Yesterday the Department of Psychosocial Services at NCCS called me to share their offerings - ad-hoc workshops, support groups, financial counselling, psych counselling, et al. I already knew all these, actually, because their poster outreach is pretty good throughout the building. But I never felt I needed any of these.
We're a year on from the diagnosis and I've been through around 11 months of chemotherapy and its fun side effects, so by now I'm pretty cool with my cancer at its current state. I don't need counselling because I'm no longer lamenting "Why me?" at regular intervals. I'm dealing with my cancer and it's become routine now.
What I need counselling for is being the cowardly child of a dementia patient. I just can't deal with it. I thought dementia was your loved one forgetting who you are. Turns out it can also be them having delusions that make them angry/sad, and reporting them to you as you teeter helplessly between reassuring them and correcting them. Because they're talking shit about someone else you love!
So yeah I've been avoiding my mom. But I wrote the three opening paragraphs on the bus ride home from visiting her in the hospital. It was really depressing and I felt useless.
Chemo Tings
I had my 3-weekly NCCS day today. Full blood panel, see oncologist, chemo infusion. I managed to squeeze in 75 mins of pole prac after my 8.10am blood draw. I'm so proud of myself for trudging to Kampong Bahru and back on foot (based on bus timings, bus option wasn't viable)! I'd like to try again next cycle.
NCCS apparently has a volunteer-run cafe at Level 16 which operates weekdays, 10am to 3.45pm. I wanna check it out next round too.
NCCS days are now oddly more active than my office days, go figure! Well, no need to think so hard - the day is furthest from my last infusion so I generally feel my best and want to squeeze all the productive things in before I crash again.
Side Effects News
I got a clear gel manicure two weeks ago and it's reduced the painful nail splits and snagging from multiple times daily to once a week!
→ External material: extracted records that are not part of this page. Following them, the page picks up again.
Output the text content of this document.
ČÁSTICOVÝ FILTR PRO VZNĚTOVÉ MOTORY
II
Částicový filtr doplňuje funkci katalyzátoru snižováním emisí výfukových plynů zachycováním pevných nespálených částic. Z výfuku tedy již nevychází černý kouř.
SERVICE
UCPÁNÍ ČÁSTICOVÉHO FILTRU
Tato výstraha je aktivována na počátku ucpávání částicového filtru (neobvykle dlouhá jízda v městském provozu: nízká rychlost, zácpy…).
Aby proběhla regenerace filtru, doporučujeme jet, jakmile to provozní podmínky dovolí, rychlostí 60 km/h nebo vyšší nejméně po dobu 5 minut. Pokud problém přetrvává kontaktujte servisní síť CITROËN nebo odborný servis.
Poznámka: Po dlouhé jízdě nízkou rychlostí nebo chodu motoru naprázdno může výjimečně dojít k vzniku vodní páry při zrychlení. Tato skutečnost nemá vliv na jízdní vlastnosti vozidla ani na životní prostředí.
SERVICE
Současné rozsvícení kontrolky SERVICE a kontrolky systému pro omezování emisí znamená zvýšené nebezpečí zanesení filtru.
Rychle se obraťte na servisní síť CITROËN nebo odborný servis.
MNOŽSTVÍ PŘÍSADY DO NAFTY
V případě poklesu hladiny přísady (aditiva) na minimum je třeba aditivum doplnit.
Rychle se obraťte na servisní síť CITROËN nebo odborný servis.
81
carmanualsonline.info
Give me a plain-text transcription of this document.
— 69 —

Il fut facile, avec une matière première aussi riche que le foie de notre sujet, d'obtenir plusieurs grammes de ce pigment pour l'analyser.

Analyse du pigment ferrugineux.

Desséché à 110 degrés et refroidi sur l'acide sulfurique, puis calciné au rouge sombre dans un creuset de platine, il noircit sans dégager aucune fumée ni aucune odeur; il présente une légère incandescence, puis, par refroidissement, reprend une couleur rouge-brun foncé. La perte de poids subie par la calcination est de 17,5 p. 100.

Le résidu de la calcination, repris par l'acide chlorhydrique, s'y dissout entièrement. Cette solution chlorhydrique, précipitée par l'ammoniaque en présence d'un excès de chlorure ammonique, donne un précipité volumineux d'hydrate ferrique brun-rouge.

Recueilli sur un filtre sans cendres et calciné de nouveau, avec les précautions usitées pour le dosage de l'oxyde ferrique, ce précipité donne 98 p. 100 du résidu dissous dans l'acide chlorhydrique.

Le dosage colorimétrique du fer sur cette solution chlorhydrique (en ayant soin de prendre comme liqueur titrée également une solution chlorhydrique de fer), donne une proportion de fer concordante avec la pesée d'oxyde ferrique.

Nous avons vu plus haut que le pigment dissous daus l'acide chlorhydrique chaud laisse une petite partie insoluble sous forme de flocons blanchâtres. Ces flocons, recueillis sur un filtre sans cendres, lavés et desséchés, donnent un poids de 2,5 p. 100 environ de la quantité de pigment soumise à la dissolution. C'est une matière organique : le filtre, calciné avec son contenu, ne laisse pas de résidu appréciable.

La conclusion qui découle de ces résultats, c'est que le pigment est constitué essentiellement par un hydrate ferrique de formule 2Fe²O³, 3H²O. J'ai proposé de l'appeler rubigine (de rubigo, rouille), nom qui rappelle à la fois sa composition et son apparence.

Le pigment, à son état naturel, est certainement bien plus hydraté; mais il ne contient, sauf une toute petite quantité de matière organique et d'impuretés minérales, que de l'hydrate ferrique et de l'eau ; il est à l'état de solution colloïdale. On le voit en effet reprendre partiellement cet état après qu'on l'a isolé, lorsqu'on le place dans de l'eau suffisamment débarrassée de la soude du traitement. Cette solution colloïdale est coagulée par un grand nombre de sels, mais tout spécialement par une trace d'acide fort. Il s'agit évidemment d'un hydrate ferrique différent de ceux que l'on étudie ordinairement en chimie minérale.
This is life-changing! Let's see how it holds up till the next appointment.
There was zero vomiting this week, yay! I took one metoclopramide every morning on Days 4-7 and it seemingly kept vom urges at bay. Amazing. Please continue to work.
Had mad joint pain in my hands and knees on Days 18-20 which coincided with some intense pole sessions with Subby Souza and also a weird nasal blockage infection thingy I suffered over from Friday evening to Monday. Self-medicating didn't work, so I went to the GP who gave me cetirizine after scolding me for not going straight to NCCS after recording a fever of > 37.5 earlier.
"But they told me only go A&E if it goes above 38. And there's no more fever now."
Hate this bawah block GP but I was desperate and needed the nearest medicine-giver.
For the record, my bloodwork today came back great w.r.t. white blood cell count. So there, meanie GP.
Happy Ending
Bumped into a dear old friend today at the park connector in front of my balcony! I ended up giving her a summary of my day which was cathartic and her response was healing. So I'm less bawling-in-the-bus now and more quietly-guilty-gal.
TL;DR
Had a productive morning, recovered quickly enough from some nose infection to have a normal chemo infusion, less side effects last cycle, got depressed/distressed AF visiting my mum, did Bus Therapy, met old friend who lifted my spirits.